Kevin Brownlee, Reflections in the Miroër aus Amoreus: The Inscribed Reader in Jean de Meun’s Roman de la Rose
Marina Scordilis Brownlee, Autobiography as Self-(Re)presentation: The Augustinian Paradigm and Juan Ruiz’s Theory of Reading
Robert Hollander, Imitative Distance: Boccaccio and Dante
Nancy J. Vickers, The Body Re-membered: Petrarchan Lyric and the Strategies of Description
Murray Krieger, Presentation and Representation in the Renaissance Lyric: The Net of Words and the Escape of the Gods
Thomas M. Greene, Erasmus’s “Festina lente”: Vulnerabilities of the Humanist Text
Terence Cave, The Mimesis of Reading in the Renaissance
John D. Lyons, Speaking in Pictures, Speaking of Pictures: Problems of Representation in the Seventeenth Century
Michel Beaujour, Speculum, Method, and Self-Portrayal: Some Epistemological Problems
Juan Bautista Avalle-Arce, Novelas ejemplares: Reality, Realism, Literary Tradition
Timothy J. Reiss, Power, Poetry, and the Resemblance of Nature
Contributors
Notes
Index
About the editors
John D. Lyons is Commonwealth Professor of French at the University of Virginia, where he has taught since 1987; he was previously professor of French and Italian at
Dartmouth College. He is the author of A Theatre of Disguise; The Listening Voice; The Phantom of Chance: From Fortune to Randomness in Seventeenth-Century French Literature;
Before Imagination: Embodied Thought From Montaigne To Rousseau.

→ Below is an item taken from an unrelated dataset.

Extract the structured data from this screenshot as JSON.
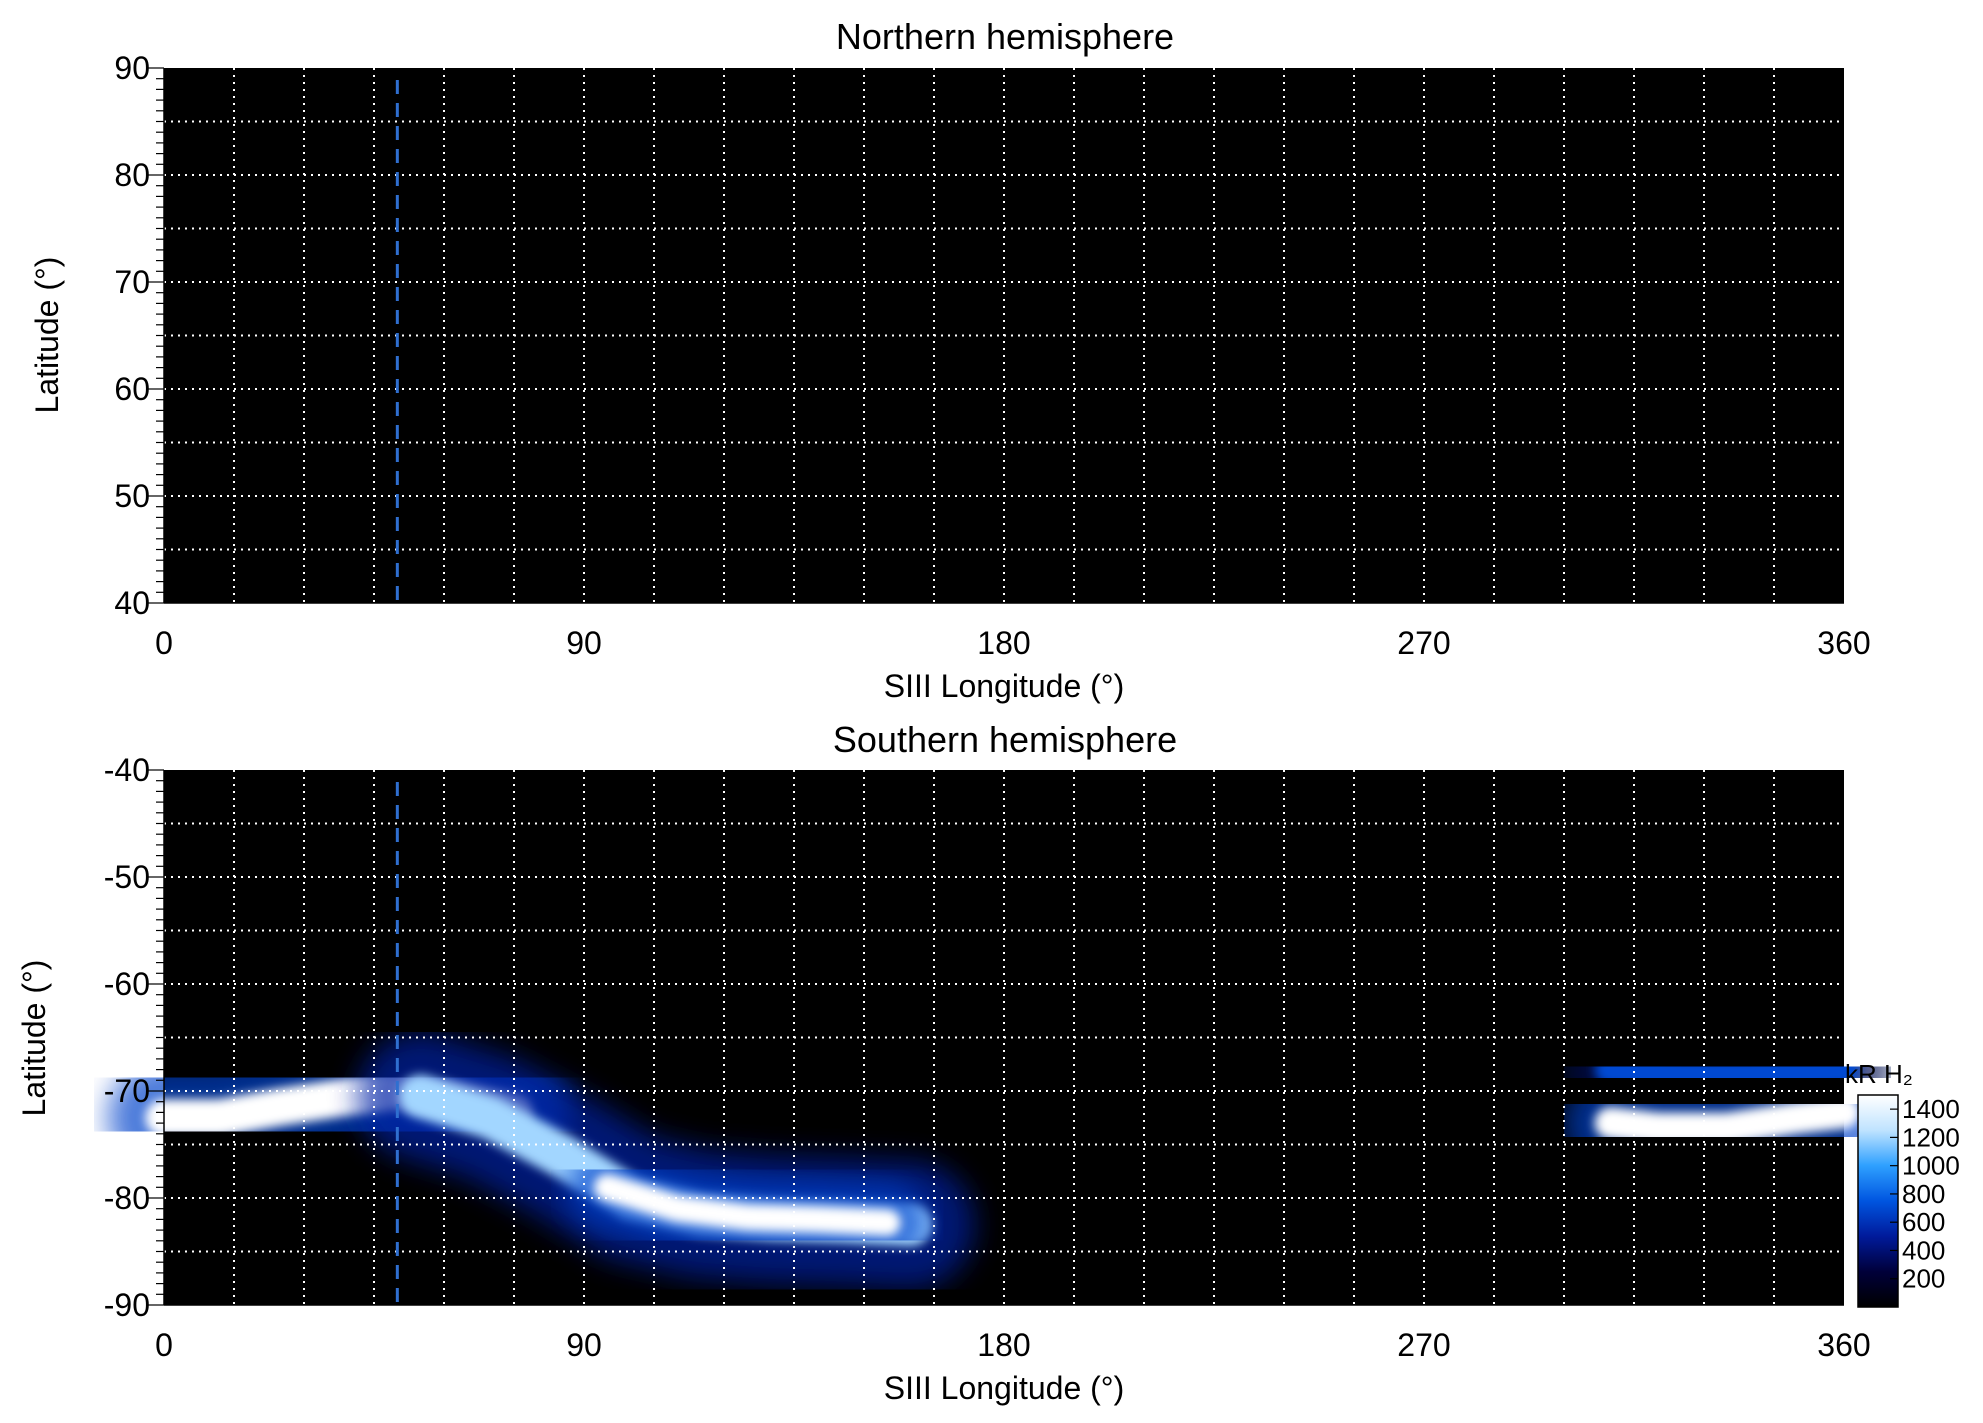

Stephen Nichols, James M. Beall Professor of French and Humanities at Johns Hopkins University, specializes in medieval literature and its interactions with history, philosophy,
and history of art. He holds an honorary doctorate from the the University of Geneva and was made an Officier de l’Ordre des Arts et Lettres by the French Government. In
2008, he received a Research Prize from the Alexander von Humboldt Foundation. In 2010, he received a Mellon Emeritus Research Fellowship.Recent publications include
Rethinking the Medieval Senses; L’Alterite du Moyen Age; Medievalism and the Modernist Temper; The Whole Book; The New Medievalism; and Mimesis from Mirror to Method, Augustine
to Descartes. Romanesque Signs received the Modern Language Association's James Russell Lowell Prize for an outstanding book by an MLA author.